Gas and electricity prices have exploded due to the energy crisis. Even the VUB cannot avoid tightening its belt to pay its energy bills. Julien Blondeau knows how to keep your energy consumption under control, both for an organisation and an employee. He is an energy expert at the Thermodynamics and Fluid Mechanics Group research group at VUB, and the Joint Research Groupe BRITE (Brussels Institute for Thermal-fluid systems and clean Energy) at VUB-ULB . "It is painful, but it is also a great opportunity to learn to use energy more sustainably," he said.
While studying civil engineering, Julien Blondeau was fascinated by thermodynamics, the science of energy conversions. "I was able to apply this science in industry before becoming a professor. I can now pass on that practical experience to the university. Thermodynamics has a lot of concrete, technical impact on energy generation, but it also asks a lot of philosophical questions, which I find even more fascinating."
In his research group, they are engaged in research projects on renewable energy, among other things. "I myself mainly study the sustainable production of heat and electricity, for example using green fuels such as hydrogen or biomass, and the optimal development of heat networks."
What can we as employees do to bring down costs for the VUB?
"It is the fastest way for an organisation to save on energy: encourage employees to adjust their behaviour. First of all, we can already turn down the thermostat. That quickly saves five to 10 per cent in costs per degree. How much exactly, depends on the building and the outside temperature."
"They are small actions that can save you a lot in total. Closing taps properly. Don't use lights and heating when not needed. When you ventilate the room: heating off. Doors closed. Turn off appliances. And a smart one: work all together in 1 classroom. Preferably in as small a room as possible."
"Of course, as an organisation you should then also turn down the heating centrally, at least if you also heat centrally."

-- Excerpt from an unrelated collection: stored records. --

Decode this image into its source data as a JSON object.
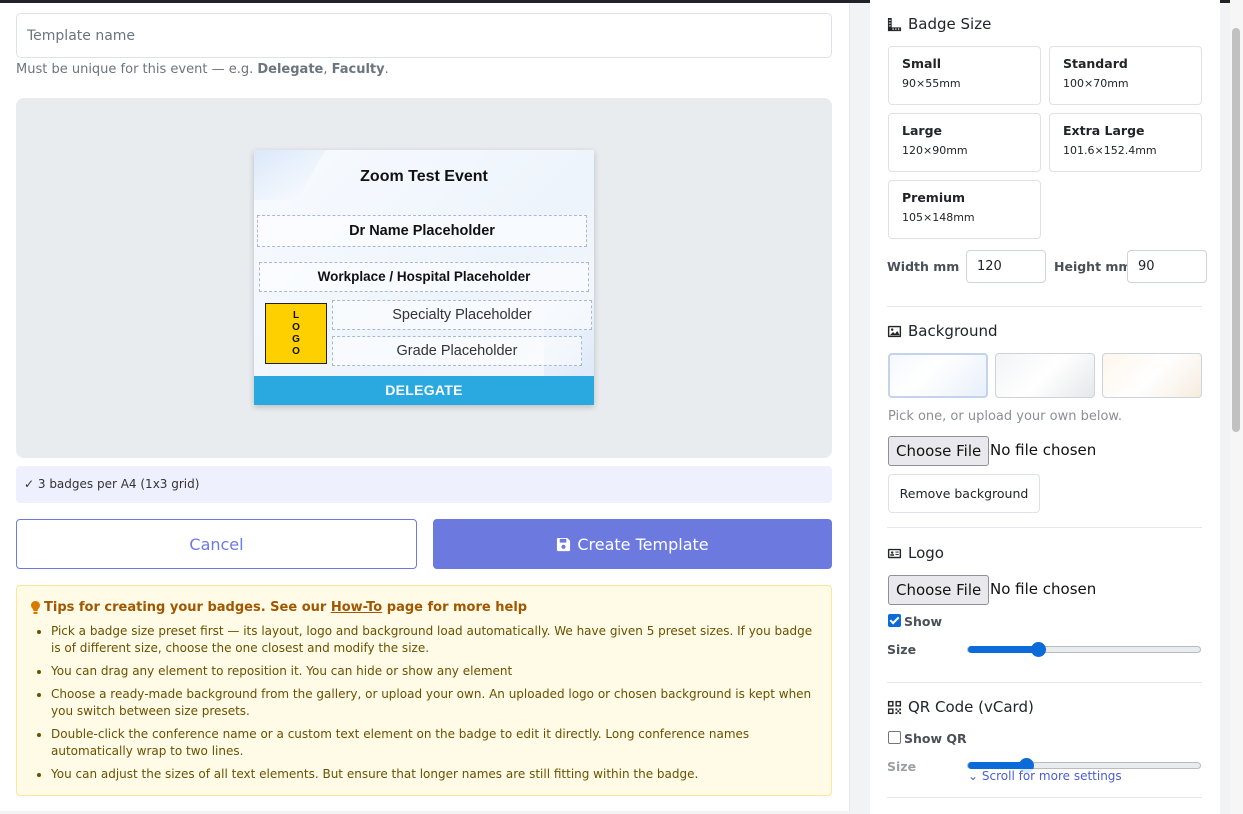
{
  "form": {
    "template_name_placeholder": "Template name",
    "hint_prefix": "Must be unique for this event — e.g. ",
    "hint_example1": "Delegate",
    "hint_sep": ", ",
    "hint_example2": "Faculty",
    "hint_suffix": "."
  },
  "badge": {
    "event_name": "Zoom Test Event",
    "name": "Dr Name Placeholder",
    "workplace": "Workplace / Hospital Placeholder",
    "specialty": "Specialty Placeholder",
    "grade": "Grade Placeholder",
    "logo_text": "LOGO",
    "ribbon": "DELEGATE",
    "ribbon_color": "#29a9e0",
    "logo_color": "#ffd000"
  },
  "fit_note": "✓ 3 badges per A4 (1x3 grid)",
  "actions": {
    "cancel": "Cancel",
    "create": "Create Template",
    "create_icon": "save-icon"
  },
  "tips": {
    "title_prefix": "Tips for creating your badges. See our ",
    "title_link": "How-To",
    "title_suffix": " page for more help",
    "items": [
      "Pick a badge size preset first — its layout, logo and background load automatically. We have given 5 preset sizes. If you badge is of different size, choose the one closest and modify the size.",
      "You can drag any element to reposition it. You can hide or show any element",
      "Choose a ready-made background from the gallery, or upload your own. An uploaded logo or chosen background is kept when you switch between size presets.",
      "Double-click the conference name or a custom text element on the badge to edit it directly. Long conference names automatically wrap to two lines.",
      "You can adjust the sizes of all text elements. But ensure that longer names are still fitting within the badge."
    ]
  },
  "sidebar": {
    "badge_size": {
      "title": "Badge Size",
      "presets": [
        {
          "name": "Small",
          "dims": "90×55mm"
        },
        {
          "name": "Standard",
          "dims": "100×70mm"
        },
        {
          "name": "Large",
          "dims": "120×90mm"
        },
        {
          "name": "Extra Large",
          "dims": "101.6×152.4mm"
        },
        {
          "name": "Premium",
          "dims": "105×148mm"
        }
      ],
      "width_label": "Width mm",
      "width_value": "120",
      "height_label": "Height mm",
      "height_value": "90"
    },
    "background": {
      "title": "Background",
      "hint": "Pick one, or upload your own below.",
      "choose_file": "Choose File",
      "no_file": "No file chosen",
      "remove": "Remove background"
    },
    "logo": {
      "title": "Logo",
      "choose_file": "Choose File",
      "no_file": "No file chosen",
      "show_label": "Show",
      "show_checked": true,
      "size_label": "Size",
      "size_level": 0.3
    },
    "qr": {
      "title": "QR Code (vCard)",
      "show_label": "Show QR",
      "show_checked": false,
      "size_label": "Size",
      "size_level": 0.25
    },
    "scroll_more": "Scroll for more settings"
  }
}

"Together, you can then cut back considerably on heating. It won't save the world, but at least 10 to 15 per cent savings should be possible. Especially in older buildings, heating takes up a large part of energy costs."
Of course, you also need to keep the heat inside.
"Then it's all about insulation. For that, in practice, it makes a lot of difference whether you heat an old or new building. Old buildings are often lousy insulated. In new buildings, heat production accounts for only 20 per cent of total energy consumption due to poor insulation. At home in a - often older - private house, the figure is much higher, around sixty-seventy per cent. For the VUB, I estimate that at least half of the total energy consumption serves to heat the buildings. Because energy bills are so high now, as an institute you won't be eager to invest. But putting money into thermal insulation certainly pays off in the long run."
It's 2022: can modern technology also contribute?
"That brings us to smart appliances: sensors, timers, LED lighting, thermostatic taps. There is indeed a lot to gain from these. Especially if you apply them correctly. Take wireless and mobile thermostats, for example, you have to be very deliberate about placing them in the right places. Namely, where work is done such as in a lab, and not in the mess hall or corridor."
Energy bills are already high, but can additional investments on top of that now pay off?
"Many small investments can add up to quite a lot. Require departments to buy more modern, sustainable appliances. Green refrigerators, dishwashers, printers, PC/s with an A-label already make money. The purchase price should not be the only deciding factor. So trade in that noisy, dirty table frigo for a new, fuel-efficient fridge. With that, you can also get rid of eco-cheques nicely. There will be plenty of people in the team who don't know what to do with eco-vouchers."
"Precisely because the energy bill is paid centrally, there are often not enough incentives for the employee to think about this and make the right decision. So while there is none: do it for the VUB and the environment! It saves our university a significant amount of energy."
We also have special locations at the uni.
"We have very specific situations, such as a swimming pool and labs. Of course, a swimming pool always has a peppery bill, because those huge amounts of water have to be heated and filtered. You can't stop for a weekend with that. In fact, starting up again takes a lot of time and energy. What you can do in a swimming pool and in all sports facilities, however, is turn off the hot water for the showers when they are not being used, for instance at night. The hot water for the showers can be turned off when the sports facilities are not being used. And the temperature can go down, maybe even off. You can sport yourself warm, though.
"The labs are another story. There is a lot to gain there too. An energy expert can do a scan to see whether a lab is being heated efficiently and whether the equipment there is still energy efficient. That can yield a lot.
Wouldn't it be better to send all employees home to work there?
"That would be a bit cynical. Because then you turn the costs on the employees. At home, you turn on the stove too. But on the other hand: in the current situation, many people already work at home several days a week. So if you agree on some fixed days for working from home, you can turn down the heating at universities considerably on those days.
Getting through this autumn and winter will not be easy
"It is painful, but it is also a great opportunity to learn to use energy more sustainably. Even without this huge price hike, we need to learn to use energy differently. Mankind is carelessly using raw materials and plundering our planet, with all the consequences that entails. Besides innovations around energy production and the smart use of renewable energy sources - solar, wind, biomass, hydropower, etc. - reducing our energy consumption is the best way to leave the world in a clean way for the next generation."